Be realistic with your profile and ambitions. Dating sites essentially reduce your humanity to a shopping list of attributes, and your height is often one line away from your profession. There’s nothing wrong with being a 5’4 glassie, but the internet is a shitty place to convey your sense of settled wisdom and joie de vivre. I’m not suggesting you fib, but there’s nothing wrong with a gentle omission. Reach out frequently and specifically, throw a lot of charm at the people you wind up meeting, and that way the people you interact with might start to actually like you before they think about the superficialities.
Being realistic also means that you shouldn’t tell obvious lies. Do not say you’re 26 when in your profile picture you’re clearly way past 30. Most people aren’t idiots, and even idiots can catch a lie when they have time to sit and stare at it.
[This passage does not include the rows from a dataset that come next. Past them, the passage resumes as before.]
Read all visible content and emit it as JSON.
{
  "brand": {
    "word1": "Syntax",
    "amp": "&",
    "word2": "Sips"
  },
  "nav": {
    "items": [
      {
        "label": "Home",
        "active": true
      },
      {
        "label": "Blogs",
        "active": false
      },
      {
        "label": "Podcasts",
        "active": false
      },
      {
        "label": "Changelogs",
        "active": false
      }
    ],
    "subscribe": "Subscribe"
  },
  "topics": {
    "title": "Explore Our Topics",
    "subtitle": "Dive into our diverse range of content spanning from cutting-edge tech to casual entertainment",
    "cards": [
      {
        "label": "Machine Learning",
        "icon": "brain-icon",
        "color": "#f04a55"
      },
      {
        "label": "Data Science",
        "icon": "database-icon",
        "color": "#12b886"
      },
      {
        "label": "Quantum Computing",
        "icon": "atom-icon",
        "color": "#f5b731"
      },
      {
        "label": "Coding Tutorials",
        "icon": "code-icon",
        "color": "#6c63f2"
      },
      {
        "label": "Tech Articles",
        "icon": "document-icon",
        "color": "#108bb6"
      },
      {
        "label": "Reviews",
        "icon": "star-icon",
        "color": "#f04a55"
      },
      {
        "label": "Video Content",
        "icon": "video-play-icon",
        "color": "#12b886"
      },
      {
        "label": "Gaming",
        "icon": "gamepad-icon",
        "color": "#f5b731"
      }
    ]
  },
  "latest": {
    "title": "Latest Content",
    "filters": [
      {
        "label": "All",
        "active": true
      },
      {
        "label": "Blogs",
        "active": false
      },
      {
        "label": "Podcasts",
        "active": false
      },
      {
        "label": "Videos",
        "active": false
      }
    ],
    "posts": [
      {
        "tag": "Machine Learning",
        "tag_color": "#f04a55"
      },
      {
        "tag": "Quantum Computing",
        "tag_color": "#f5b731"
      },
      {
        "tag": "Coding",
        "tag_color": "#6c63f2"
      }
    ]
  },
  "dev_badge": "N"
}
Have real goals in mind. Is a bit of chatting with ladies an end in itself for you or would you actually like to meet people? If it’s the latter, ask to meet up quickly and have a concrete, very low pressure suggestion. After a couple of messages back and forth say “would you like to go for a coffee at this very public place, at this very low pressure time” before your conversation stagnates. If the person you’re talking to doesn’t get back to you, they were likely going to waste your time anyway and you should have abandoned your fear of rejection the second you set up your profile.
Get a woman to proof your profile. Asking a woman whose opinion you respect to take a look at your profile and make a few suggestions is the single greatest thing you can do. She’ll pick up on any unintentional creepiness, terribly chosen photographs or general awkwardness in a way you - or your guy friends - might not. Not always, but generally, women think about and dissect romantic nuance in far more complex ways than men do, so having someone who understands the semiotics of ladyhood on your side is always a huge asset. You might even learn some things in the process. Finally, if you don’t have a woman in your life, whose opinion you respect, who is willing to go through your profile, then you should be looking for a therapist, not a date.